Pesticide exposure is a major concern for farmworkers and people who eat lots of pesticide-laden produce. But average New York City residents--regardless of their diet--may have it even worse than people in rural communities.
That’s due to the levels of two common toxic pesticides that are found commonly in old, often crumbling New York City apartments, according to a comprehensive new study published in Environmental Health Perspectives.
Public health researchers analyzed urine samples taken from New York City residents during the NYC Health and Nutrition Examination Survey conducted in 2004. They looked for breakdown products of two kinds of pesticides---pyrethroids and dimethyl organophosphates (the latter was banned from indoor use in 2001 but residues remain in many buildings and in people’s bodies), and found from the results that “estimates of exposure ... were higher in NYC than in the U.S. overall.”

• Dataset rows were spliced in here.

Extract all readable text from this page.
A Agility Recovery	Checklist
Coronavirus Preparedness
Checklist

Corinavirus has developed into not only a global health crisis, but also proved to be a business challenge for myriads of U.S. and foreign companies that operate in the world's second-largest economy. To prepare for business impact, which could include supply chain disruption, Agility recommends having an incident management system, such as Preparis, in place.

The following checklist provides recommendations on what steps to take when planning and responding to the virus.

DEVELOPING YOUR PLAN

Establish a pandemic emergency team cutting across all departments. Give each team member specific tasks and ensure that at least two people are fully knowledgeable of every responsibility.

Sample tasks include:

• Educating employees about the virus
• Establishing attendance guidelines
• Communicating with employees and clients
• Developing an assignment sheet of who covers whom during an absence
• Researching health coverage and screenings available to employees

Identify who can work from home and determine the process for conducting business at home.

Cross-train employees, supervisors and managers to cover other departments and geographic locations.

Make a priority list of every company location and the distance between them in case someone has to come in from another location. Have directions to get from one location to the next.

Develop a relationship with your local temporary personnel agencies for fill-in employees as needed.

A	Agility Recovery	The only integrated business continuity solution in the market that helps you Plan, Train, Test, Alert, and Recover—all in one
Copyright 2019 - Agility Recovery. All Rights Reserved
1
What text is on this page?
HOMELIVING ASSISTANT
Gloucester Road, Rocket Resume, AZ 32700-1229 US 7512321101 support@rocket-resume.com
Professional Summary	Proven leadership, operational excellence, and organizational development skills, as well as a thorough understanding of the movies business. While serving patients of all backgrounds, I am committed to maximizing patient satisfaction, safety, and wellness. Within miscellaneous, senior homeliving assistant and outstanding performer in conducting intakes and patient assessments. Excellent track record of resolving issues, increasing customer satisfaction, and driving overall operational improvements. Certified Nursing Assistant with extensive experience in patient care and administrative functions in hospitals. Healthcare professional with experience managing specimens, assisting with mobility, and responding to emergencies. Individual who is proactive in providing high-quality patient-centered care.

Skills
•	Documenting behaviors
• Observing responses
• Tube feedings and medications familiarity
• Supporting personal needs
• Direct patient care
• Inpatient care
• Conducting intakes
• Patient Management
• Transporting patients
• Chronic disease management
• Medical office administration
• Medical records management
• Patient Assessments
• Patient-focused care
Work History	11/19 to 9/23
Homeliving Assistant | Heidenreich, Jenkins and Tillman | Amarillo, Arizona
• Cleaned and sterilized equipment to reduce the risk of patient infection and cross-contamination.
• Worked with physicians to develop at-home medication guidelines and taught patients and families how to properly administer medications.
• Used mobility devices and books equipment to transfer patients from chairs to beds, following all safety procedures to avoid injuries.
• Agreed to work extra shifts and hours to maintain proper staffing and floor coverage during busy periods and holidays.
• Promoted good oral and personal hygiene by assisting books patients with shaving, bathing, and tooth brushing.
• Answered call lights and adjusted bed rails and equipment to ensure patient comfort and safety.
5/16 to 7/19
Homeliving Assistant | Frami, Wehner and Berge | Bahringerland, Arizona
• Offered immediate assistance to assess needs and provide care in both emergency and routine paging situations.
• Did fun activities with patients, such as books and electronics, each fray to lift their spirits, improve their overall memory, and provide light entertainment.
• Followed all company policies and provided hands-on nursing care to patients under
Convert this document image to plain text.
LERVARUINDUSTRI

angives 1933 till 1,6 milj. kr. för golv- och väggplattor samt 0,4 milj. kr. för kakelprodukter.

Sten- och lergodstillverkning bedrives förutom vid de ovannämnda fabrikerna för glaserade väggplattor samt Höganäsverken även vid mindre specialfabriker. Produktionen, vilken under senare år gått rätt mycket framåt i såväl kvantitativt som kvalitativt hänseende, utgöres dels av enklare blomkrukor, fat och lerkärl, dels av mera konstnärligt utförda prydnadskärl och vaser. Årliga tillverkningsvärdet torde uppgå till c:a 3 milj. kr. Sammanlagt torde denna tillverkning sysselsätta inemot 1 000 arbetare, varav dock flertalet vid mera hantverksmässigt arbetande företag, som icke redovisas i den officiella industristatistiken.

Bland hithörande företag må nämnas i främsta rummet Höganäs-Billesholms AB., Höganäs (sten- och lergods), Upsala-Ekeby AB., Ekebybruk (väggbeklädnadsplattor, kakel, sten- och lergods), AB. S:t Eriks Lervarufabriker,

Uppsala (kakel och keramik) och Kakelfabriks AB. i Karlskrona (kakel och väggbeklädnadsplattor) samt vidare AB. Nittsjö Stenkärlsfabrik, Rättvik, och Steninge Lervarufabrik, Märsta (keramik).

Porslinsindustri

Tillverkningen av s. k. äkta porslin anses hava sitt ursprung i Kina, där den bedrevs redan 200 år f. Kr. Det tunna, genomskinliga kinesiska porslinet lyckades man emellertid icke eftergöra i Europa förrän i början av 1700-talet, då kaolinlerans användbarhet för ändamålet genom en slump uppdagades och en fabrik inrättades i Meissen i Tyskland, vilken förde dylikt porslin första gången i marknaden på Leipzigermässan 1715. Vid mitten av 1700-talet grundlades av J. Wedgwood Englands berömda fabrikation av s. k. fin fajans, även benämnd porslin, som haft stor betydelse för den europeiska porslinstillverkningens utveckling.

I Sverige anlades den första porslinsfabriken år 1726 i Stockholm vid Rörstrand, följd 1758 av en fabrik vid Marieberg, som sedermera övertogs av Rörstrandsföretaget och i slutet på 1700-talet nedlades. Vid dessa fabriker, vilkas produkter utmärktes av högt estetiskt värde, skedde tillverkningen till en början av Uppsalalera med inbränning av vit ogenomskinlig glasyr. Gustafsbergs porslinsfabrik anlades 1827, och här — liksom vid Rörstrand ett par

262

These pesticides can have serious health and reproductive system effects, and the authors, several from NYC’s Department of Health and Mental Hygiene, caution that it’s important to consider the amount of pesticides that urban dwellers are already exposed to when making regulations to guide pesticide usage.
Since the time the samples were taken in 2004, New York City has tried to change practices to make the “war on bugs” less chemical dependent through “integrated pest management” approaches. Even so, the sharp rise in bed bug infestations to epidemic-proportions in New York and many other U.S. cities could mean that chemical exposures may be just as bad today.